In einem Bericht erklärt TEPCO, es bestünden Differenzen zwischen den Ergebnissen eines so genannten Gasdurchfluß-Proportionalzählers (LBC), der in einem Labor der Reaktoren 5 und 6 eingesetzt wurde, und den Ergebnissen anderer Prüfungen. In dem Labor werden Proben in Spezialbehältern untersucht.

Die Ergebnisse der Grundwasserproben im fraglichen LBC waren durchweg höher, als in den anderen Einrichtungen. Um künftige Daten genauer erfassen zu können, werde man bis auf weiteres auf den Gebrauch der Einheit des Labors verzichten, bis diese wieder korrekt kalibriert ist.

Außerdem arbeite man an neuen Analysemethoden, die weniger von Erfahrung und Können des analysierenden Mitarbeiters abhängig sind.

TEPCO hat Strahlung aus Großleck möglicherweise unterschätzt: Ein Unternehmensvertreter des Kraftwerksbetreibers TEPCO räumte am Freitag an, bei einem schwerwiegenden Tankleck habe man möglicherweise die Menge an radioaktivem Material unterschätzt.

AKW Fukushima: Leck am Ablassventil von Wasserbehälter im Bereich H4 am 19. August 2013 (Foto: TEPCO)
Fukushima-Lagertank: Großleck im Bereich H4 am 19. August 2013 (Foto: TEPCO)

Es geht um das erste Großleck vom August 2013. Damals waren 300 Tonnen radioaktives Wasser ausgetreten (Spreadnews berichtete am 19. August 2013). Der Wert an Strontium-90 und weiteren Betastrahlern wurde mit 200 Millionen Becquerel angegeben.
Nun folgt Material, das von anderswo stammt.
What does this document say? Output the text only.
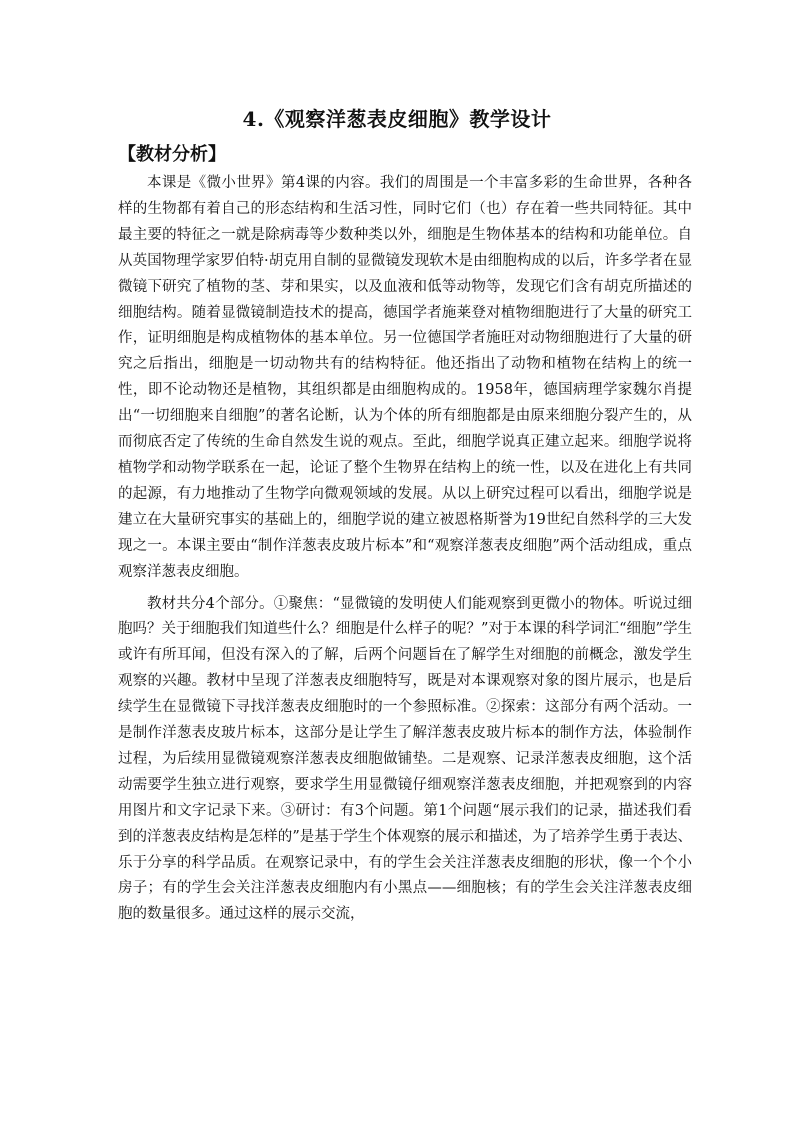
4.《观察洋葱表皮细胞》教学设计
【教材分析】

本课是《微小世界》第4课的内容。我们的周围是一个丰富多彩的生命世界，各种各样的生物都有着自己的形态结构和生活习性，同时它们（也）存在着一些共同特征。其中最主要的特征之一就是除病毒等少数种类以外，细胞是生物体基本的结构和功能单位。自从英国物理学家罗伯特·胡克用自制的显微镜发现软木是由细胞构成的以后，许多学者在显微镜下研究了植物的茎、芽和果实，以及血液和低等动物等，发现它们含有胡克所描述的细胞结构。随着显微镜制造技术的提高，德国学者施莱登对植物细胞进行了大量的研究工作，证明细胞是构成植物体的基本单位。另一位德国学者施旺对动物细胞进行了大量的研究之后指出，细胞是一切动物共有的结构特征。他还指出了动物和植物在结构上的统一性，即不论动物还是植物，其组织都是由细胞构成的。1958年，德国病理学家魏尔肖提出“一切细胞来自细胞”的著名论断，认为个体的所有细胞都是由原来细胞分裂产生的，从而彻底否定了传统的生命自然发生说的观点。至此，细胞学说真正建立起来。细胞学说将植物学和动物学联系在一起，论证了整个生物界在结构上的统一性，以及在进化上有共同的起源，有力地推动了生物学向微观领域的发展。从以上研究过程可以看出，细胞学说是建立在大量研究事实的基础上的，细胞学说的建立被恩格斯誉为19世纪自然科学的三大发现之一。本课主要由“制作洋葱表皮玻片标本”和“观察洋葱表皮细胞”两个活动组成，重点观察洋葱表皮细胞。

教材共分4个部分。①聚焦：“显微镜的发明使人们能观察到更微小的物体。听说过细胞吗？关于细胞我们知道些什么？细胞是什么样子的呢？”对于本课的科学词汇“细胞”学生或许有所耳闻，但没有深入的了解，后两个问题旨在了解学生对细胞的前概念，激发学生观察的兴趣。教材中呈现了洋葱表皮细胞特写，既是对本课观察对象的图片展示，也是后续学生在显微镜下寻找洋葱表皮细胞时的一个参照标准。②探索：这部分有两个活动。一是制作洋葱表皮玻片标本，这部分是让学生了解洋葱表皮玻片标本的制作方法，体验制作过程，为后续用显微镜观察洋葱表皮细胞做铺垫。二是观察、记录洋葱表皮细胞，这个活动需要学生独立进行观察，要求学生用显微镜仔细观察洋葱表皮细胞，并把观察到的内容用图片和文字记录下来。③研讨：有3个问题。第1个问题“展示我们的记录，描述我们看到的洋葱表皮结构是怎样的”是基于学生个体观察的展示和描述，为了培养学生勇于表达、乐于分享的科学品质。在观察记录中，有的学生会关注洋葱表皮细胞的形状，像一个个小房子；有的学生会关注洋葱表皮细胞内有小黑点——细胞核；有的学生会关注洋葱表皮细胞的数量很多。通过这样的展示交流，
Dies könnte offenbar eine zu niedrige Angabe sein.

Die Atomaufsichtsbehörde kommt zu dem Schluss, dass die von TEPCO genutzte Messmethode vermutlich unzuverlässig sei. Sollte sich die Unterschätzung als Tatsache erweisen, wird die Atomaufsicht ihre bisherige Einstufung des Großlecks auf der internationalen siebenstufigen INES-Skala von bislang 3 nach oben korrigieren. Über die Entdeckung berichtete die jiji.
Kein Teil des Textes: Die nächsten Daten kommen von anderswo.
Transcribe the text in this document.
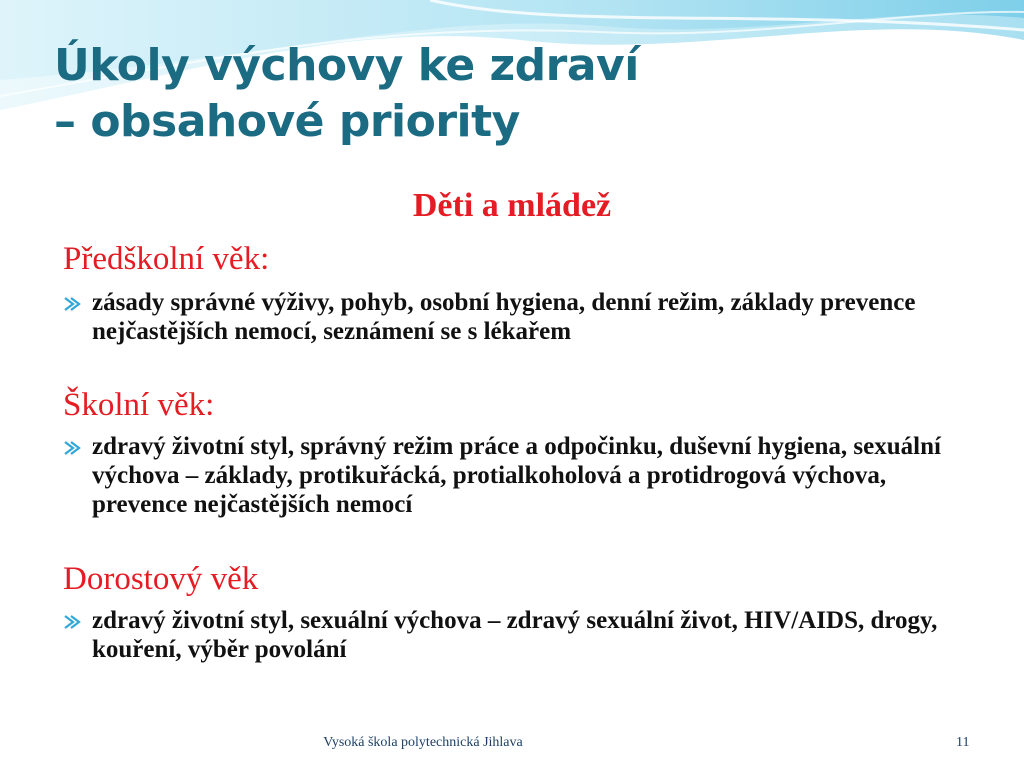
Úkoly výchovy ke zdraví
– obsahové priority
Děti a mládež
Předškolní věk:
zásady správné výživy, pohyb, osobní hygiena, denní režim, základy prevence nejčastějších nemocí, seznámení se s lékařem
Školní věk:
zdravý životní styl, správný režim práce a odpočinku, duševní hygiena, sexuální výchova – základy, protikuřácká, protialkoholová a protidrogová výchova, prevence nejčastějších nemocí
Dorostový věk
zdravý životní styl, sexuální výchova – zdravý sexuální život, HIV/AIDS, drogy, kouření, výběr povolání
Vysoká škola polytechnická Jihlava	11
Schilddrüsenkrebs bei acht weiteren Fukushima-Kindern: Ein Expertenausschuss aus Ärzten und anderem medizinischen Fachpersonal meldete zu Beginn des Wochenendes, bei den Kontrollen der Präfektur habe man acht weitere Fälle von Schilddrüsenkrebs nachgewiesen.

Personen die den Gesundheitschecks unterzogen werden, waren zum Zeitpunkt der Fukushima-Katastrophe unter 18 Jahre alt.

Schilddrüse (Grafik: pd)
Präfektur Fukushima: Nun 75 Fälle von Schilddrüsenkrebs (Grafik: pd)

Wie die Mediziner mitteilten, habe es Ende vergangenen Jahres 75 Verdachtsfälle gegeben. In 33 Fällen sei die Erkrankung nachgewiesen worden. Drei Monate zuvor lag die Zahl bestätigter Fälle bei 25.

Damit steigt die Gesamtzahl auf 75 und beträgt 16 Fälle mehr als im November. Bislang sind 270.000 der 375.000 Personen, die kontrolliert werden sollen, bereits untersucht worden. In 254.000 Fällen wurden die Daten bereits veröffentlicht.

Die Experten halten einen Zusammenhang zwischen den Krebserkrankungen und der Reaktorkatastrophe für unwahrscheinlich. Das berichteten jiji und Asahi Shimbun.

Leck an Wasserpumpe: Am heutigen Montag entdeckten Kraftwerksarbeiter gegen 11:30 Uhr im Lagertankbereich F, nahe der Reaktoren 5 und 6, das Wasser aus der Pumpe eines Wasserreingungssystems drang. Aufgrund des Schadensbereichs und der Durchflusszeit geht TEPCO davon aus, dass schätzungsweise 10 bis 20 Liter austraten.

Da das Wasser jedoch auf einer Metallplatte verblieb, gelangte es nicht in die Umwelt. Nach einer ersten Kontrolle vor Ort erklärte der Kraftwerksbetreiber, die Ummantelung der Pumpe sei möglicherweise durch Gefrierung beschädigt worden.